Sharol Mackenzie, 17, of the Exeter choreography programme, was selected for the intensive programme ahead of auditions for dance schools around the country.
“I have always loved dance, but I wasn’t really aware I could do it as a job, so it was never an aspiration,” she said.
“But when I came here they showed me I could go to dance school and it could lead into a career.
“It has been really amazing, and has really made me think about broadening my improvisation skills.”
Jodie Evans, 18, of Swindon Dance, said she had found the week very rewarding.
“I do the full time programme, so I am here from Wednesday to Saturday every week,” she said. “It is more like a second home to me, and I am hardly ever in my own house.
“I did not realise just how difficult it was until I came here. It is very hard, and not as pretty as everyone thinks it is.
“The training and techniques I have learned are really helping me to progress as a dancer.”

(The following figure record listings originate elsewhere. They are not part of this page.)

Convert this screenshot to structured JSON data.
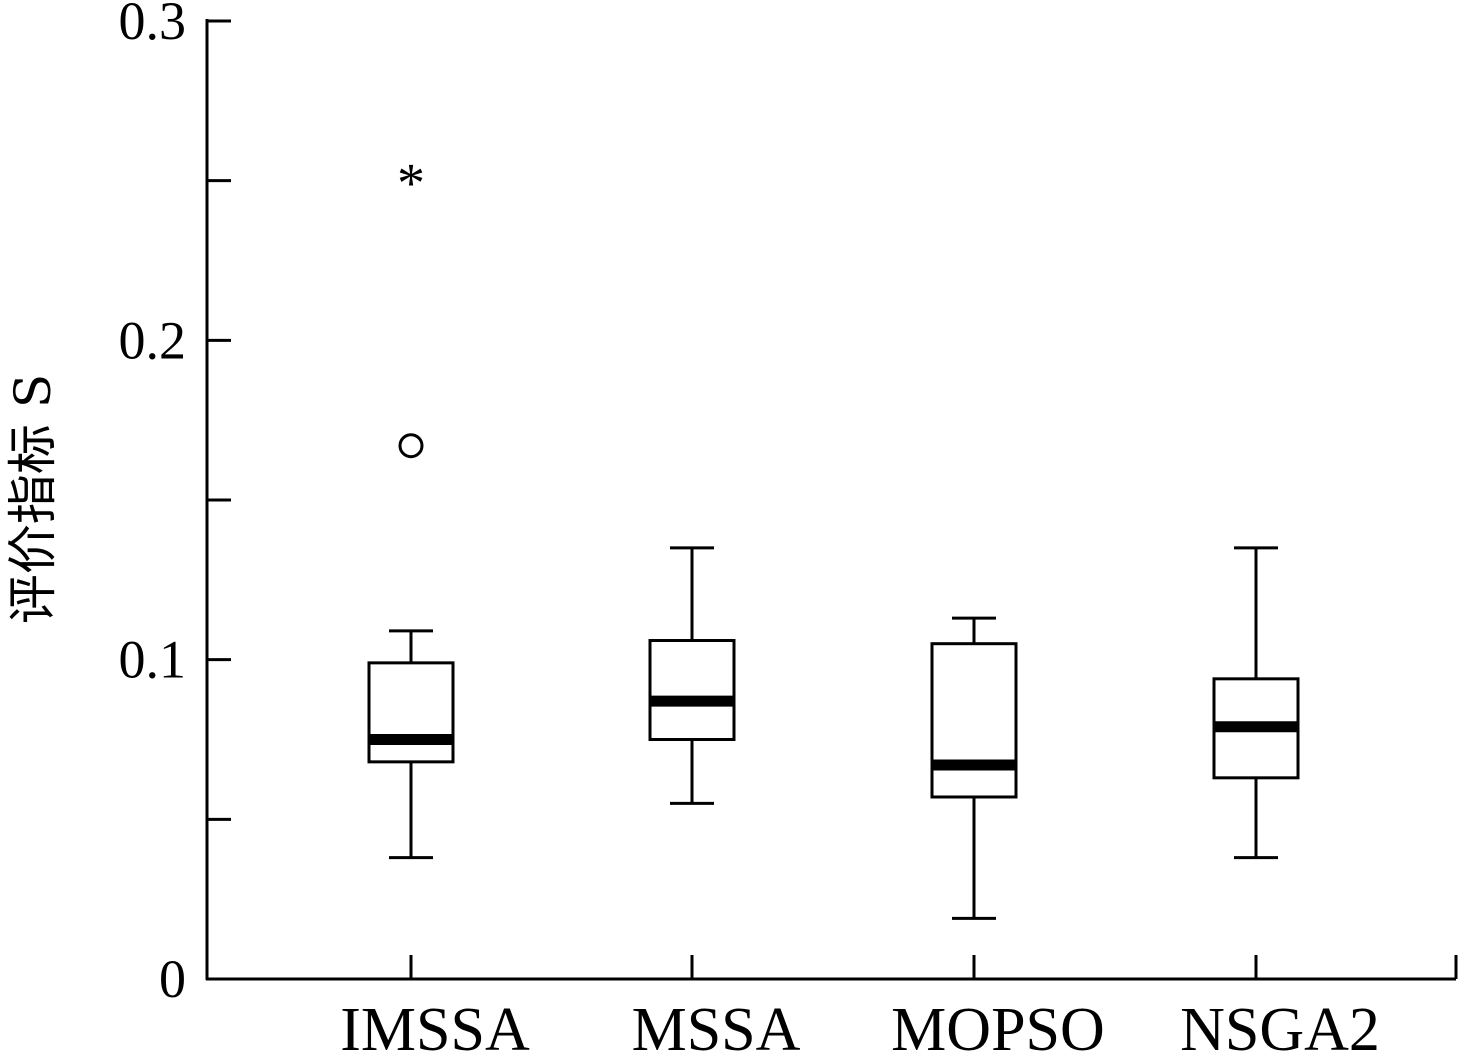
{
  "chart_data": {
    "type": "box",
    "title": "",
    "xlabel": "",
    "ylabel": "评价指标 S",
    "ylim": [
      0,
      0.3
    ],
    "y_ticks": [
      {
        "value": 0,
        "label": "0"
      },
      {
        "value": 0.05,
        "label": ""
      },
      {
        "value": 0.1,
        "label": "0.1"
      },
      {
        "value": 0.15,
        "label": ""
      },
      {
        "value": 0.2,
        "label": "0.2"
      },
      {
        "value": 0.25,
        "label": ""
      },
      {
        "value": 0.3,
        "label": "0.3"
      }
    ],
    "categories": [
      "IMSSA",
      "MSSA",
      "MOPSO",
      "NSGA2"
    ],
    "boxes": [
      {
        "name": "IMSSA",
        "whisker_low": 0.038,
        "q1": 0.068,
        "median": 0.075,
        "q3": 0.099,
        "whisker_high": 0.109,
        "outliers": [
          {
            "value": 0.167,
            "marker": "circle"
          },
          {
            "value": 0.251,
            "marker": "star"
          }
        ]
      },
      {
        "name": "MSSA",
        "whisker_low": 0.055,
        "q1": 0.075,
        "median": 0.087,
        "q3": 0.106,
        "whisker_high": 0.135,
        "outliers": []
      },
      {
        "name": "MOPSO",
        "whisker_low": 0.019,
        "q1": 0.057,
        "median": 0.067,
        "q3": 0.105,
        "whisker_high": 0.113,
        "outliers": []
      },
      {
        "name": "NSGA2",
        "whisker_low": 0.038,
        "q1": 0.063,
        "median": 0.079,
        "q3": 0.094,
        "whisker_high": 0.135,
        "outliers": []
      }
    ],
    "grid": false,
    "legend": "none"
  }
}
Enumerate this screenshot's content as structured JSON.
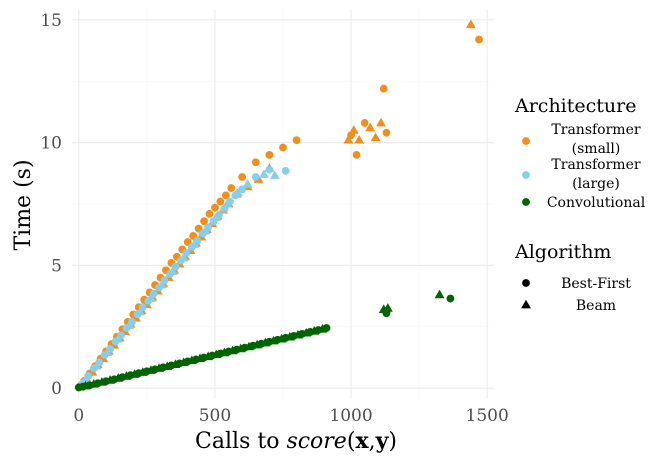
{
  "chart_data": {
    "type": "scatter",
    "title": "",
    "xlabel": {
      "prefix": "Calls to ",
      "func": "score",
      "open": "(",
      "arg1": "x",
      "comma": ",",
      "arg2": "y",
      "close": ")"
    },
    "ylabel": "Time (s)",
    "xlim": [
      -25,
      1525
    ],
    "ylim": [
      -0.4,
      15.4
    ],
    "xticks": [
      0,
      500,
      1000,
      1500
    ],
    "xtick_labels": [
      "0",
      "500",
      "1000",
      "1500"
    ],
    "yticks": [
      0,
      5,
      10,
      15
    ],
    "ytick_labels": [
      "0",
      "5",
      "10",
      "15"
    ],
    "grid": true,
    "legend_position": "right",
    "colors": {
      "Transformer (small)": "#f28e1c",
      "Transformer (large)": "#87ceeb",
      "Convolutional": "#006400"
    },
    "legends": [
      {
        "title": "Architecture",
        "items": [
          {
            "label_lines": [
              "Transformer",
              "(small)"
            ],
            "color": "#f28e1c",
            "marker": "circle"
          },
          {
            "label_lines": [
              "Transformer",
              "(large)"
            ],
            "color": "#87ceeb",
            "marker": "circle"
          },
          {
            "label_lines": [
              "Convolutional"
            ],
            "color": "#006400",
            "marker": "circle"
          }
        ]
      },
      {
        "title": "Algorithm",
        "items": [
          {
            "label_lines": [
              "Best-First"
            ],
            "color": "#000000",
            "marker": "circle"
          },
          {
            "label_lines": [
              "Beam"
            ],
            "color": "#000000",
            "marker": "triangle"
          }
        ]
      }
    ],
    "series": [
      {
        "architecture": "Transformer (small)",
        "algorithm": "Best-First",
        "marker": "circle",
        "points": [
          [
            5,
            0.08
          ],
          [
            20,
            0.3
          ],
          [
            40,
            0.6
          ],
          [
            60,
            0.9
          ],
          [
            80,
            1.2
          ],
          [
            100,
            1.5
          ],
          [
            120,
            1.8
          ],
          [
            140,
            2.1
          ],
          [
            160,
            2.4
          ],
          [
            180,
            2.7
          ],
          [
            200,
            3.0
          ],
          [
            220,
            3.3
          ],
          [
            240,
            3.6
          ],
          [
            260,
            3.9
          ],
          [
            280,
            4.2
          ],
          [
            300,
            4.5
          ],
          [
            320,
            4.8
          ],
          [
            340,
            5.1
          ],
          [
            360,
            5.35
          ],
          [
            380,
            5.65
          ],
          [
            400,
            5.95
          ],
          [
            420,
            6.2
          ],
          [
            440,
            6.5
          ],
          [
            460,
            6.8
          ],
          [
            480,
            7.1
          ],
          [
            500,
            7.35
          ],
          [
            520,
            7.6
          ],
          [
            540,
            7.85
          ],
          [
            560,
            8.15
          ],
          [
            600,
            8.6
          ],
          [
            650,
            9.2
          ],
          [
            700,
            9.5
          ],
          [
            750,
            9.8
          ],
          [
            800,
            10.1
          ],
          [
            1000,
            10.3
          ],
          [
            1020,
            9.5
          ],
          [
            1050,
            10.8
          ],
          [
            1120,
            12.2
          ],
          [
            1130,
            10.4
          ],
          [
            1470,
            14.2
          ]
        ]
      },
      {
        "architecture": "Transformer (small)",
        "algorithm": "Beam",
        "marker": "triangle",
        "points": [
          [
            10,
            0.1
          ],
          [
            30,
            0.35
          ],
          [
            50,
            0.65
          ],
          [
            70,
            0.95
          ],
          [
            90,
            1.2
          ],
          [
            110,
            1.5
          ],
          [
            130,
            1.75
          ],
          [
            150,
            2.05
          ],
          [
            170,
            2.3
          ],
          [
            190,
            2.6
          ],
          [
            210,
            2.85
          ],
          [
            230,
            3.15
          ],
          [
            250,
            3.4
          ],
          [
            270,
            3.7
          ],
          [
            290,
            3.95
          ],
          [
            310,
            4.25
          ],
          [
            330,
            4.5
          ],
          [
            350,
            4.8
          ],
          [
            370,
            5.05
          ],
          [
            390,
            5.35
          ],
          [
            410,
            5.6
          ],
          [
            430,
            5.9
          ],
          [
            450,
            6.15
          ],
          [
            470,
            6.45
          ],
          [
            490,
            6.7
          ],
          [
            510,
            7.0
          ],
          [
            530,
            7.25
          ],
          [
            550,
            7.5
          ],
          [
            580,
            7.9
          ],
          [
            620,
            8.2
          ],
          [
            660,
            8.5
          ],
          [
            700,
            8.95
          ],
          [
            990,
            10.1
          ],
          [
            1010,
            10.5
          ],
          [
            1030,
            10.1
          ],
          [
            1070,
            10.6
          ],
          [
            1090,
            10.2
          ],
          [
            1110,
            10.8
          ],
          [
            1440,
            14.8
          ]
        ]
      },
      {
        "architecture": "Transformer (large)",
        "algorithm": "Best-First",
        "marker": "circle",
        "points": [
          [
            15,
            0.2
          ],
          [
            35,
            0.5
          ],
          [
            55,
            0.8
          ],
          [
            75,
            1.05
          ],
          [
            95,
            1.35
          ],
          [
            115,
            1.6
          ],
          [
            135,
            1.9
          ],
          [
            155,
            2.15
          ],
          [
            175,
            2.45
          ],
          [
            195,
            2.7
          ],
          [
            215,
            3.0
          ],
          [
            235,
            3.3
          ],
          [
            255,
            3.55
          ],
          [
            275,
            3.85
          ],
          [
            295,
            4.1
          ],
          [
            315,
            4.4
          ],
          [
            335,
            4.65
          ],
          [
            355,
            4.95
          ],
          [
            375,
            5.2
          ],
          [
            395,
            5.5
          ],
          [
            415,
            5.75
          ],
          [
            435,
            6.0
          ],
          [
            455,
            6.3
          ],
          [
            475,
            6.55
          ],
          [
            495,
            6.8
          ],
          [
            515,
            7.05
          ],
          [
            535,
            7.3
          ],
          [
            555,
            7.6
          ],
          [
            575,
            7.85
          ],
          [
            600,
            8.1
          ],
          [
            650,
            8.6
          ],
          [
            700,
            8.9
          ],
          [
            760,
            8.85
          ]
        ]
      },
      {
        "architecture": "Transformer (large)",
        "algorithm": "Beam",
        "marker": "triangle",
        "points": [
          [
            25,
            0.35
          ],
          [
            65,
            0.9
          ],
          [
            105,
            1.45
          ],
          [
            145,
            2.0
          ],
          [
            185,
            2.55
          ],
          [
            225,
            3.1
          ],
          [
            265,
            3.65
          ],
          [
            305,
            4.2
          ],
          [
            345,
            4.75
          ],
          [
            385,
            5.3
          ],
          [
            425,
            5.85
          ],
          [
            465,
            6.4
          ],
          [
            505,
            6.95
          ],
          [
            545,
            7.5
          ],
          [
            585,
            7.95
          ],
          [
            620,
            8.3
          ],
          [
            680,
            8.7
          ],
          [
            720,
            8.65
          ]
        ]
      },
      {
        "architecture": "Convolutional",
        "algorithm": "Best-First",
        "marker": "circle",
        "points": [
          [
            0,
            0.03
          ],
          [
            15,
            0.06
          ],
          [
            40,
            0.12
          ],
          [
            70,
            0.2
          ],
          [
            100,
            0.28
          ],
          [
            130,
            0.36
          ],
          [
            160,
            0.45
          ],
          [
            190,
            0.53
          ],
          [
            220,
            0.61
          ],
          [
            250,
            0.69
          ],
          [
            280,
            0.77
          ],
          [
            310,
            0.85
          ],
          [
            340,
            0.93
          ],
          [
            370,
            1.01
          ],
          [
            400,
            1.09
          ],
          [
            430,
            1.17
          ],
          [
            460,
            1.25
          ],
          [
            490,
            1.33
          ],
          [
            520,
            1.41
          ],
          [
            550,
            1.49
          ],
          [
            580,
            1.57
          ],
          [
            610,
            1.65
          ],
          [
            640,
            1.73
          ],
          [
            670,
            1.81
          ],
          [
            700,
            1.89
          ],
          [
            730,
            1.97
          ],
          [
            760,
            2.05
          ],
          [
            790,
            2.13
          ],
          [
            820,
            2.21
          ],
          [
            850,
            2.29
          ],
          [
            880,
            2.37
          ],
          [
            910,
            2.45
          ],
          [
            1130,
            3.05
          ],
          [
            1365,
            3.65
          ]
        ]
      },
      {
        "architecture": "Convolutional",
        "algorithm": "Beam",
        "marker": "triangle",
        "points": [
          [
            25,
            0.09
          ],
          [
            55,
            0.16
          ],
          [
            85,
            0.24
          ],
          [
            115,
            0.32
          ],
          [
            145,
            0.4
          ],
          [
            175,
            0.48
          ],
          [
            205,
            0.56
          ],
          [
            235,
            0.64
          ],
          [
            265,
            0.72
          ],
          [
            295,
            0.8
          ],
          [
            325,
            0.88
          ],
          [
            355,
            0.96
          ],
          [
            385,
            1.04
          ],
          [
            415,
            1.12
          ],
          [
            445,
            1.2
          ],
          [
            475,
            1.28
          ],
          [
            505,
            1.36
          ],
          [
            535,
            1.44
          ],
          [
            565,
            1.52
          ],
          [
            595,
            1.6
          ],
          [
            625,
            1.68
          ],
          [
            655,
            1.76
          ],
          [
            685,
            1.84
          ],
          [
            715,
            1.92
          ],
          [
            745,
            2.0
          ],
          [
            775,
            2.08
          ],
          [
            805,
            2.16
          ],
          [
            835,
            2.24
          ],
          [
            865,
            2.32
          ],
          [
            895,
            2.4
          ],
          [
            1120,
            3.2
          ],
          [
            1135,
            3.25
          ],
          [
            1325,
            3.8
          ]
        ]
      }
    ]
  }
}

Marie McCluskey, director of Swindon Dance, said: “Dance is just another way of learning, so they get into careers they may never have thought of as a result.
“The funding we receive from the DfE means people from any background can access dance at this level. Students who may live in rural areas can have their transport costs paid for.
“We have an excellent team of dancers based in Swindon, because it creates the jobs to attract them here.
“That way we are able to bring in the equivalent of the top paid footballers in the world in terms of experience.”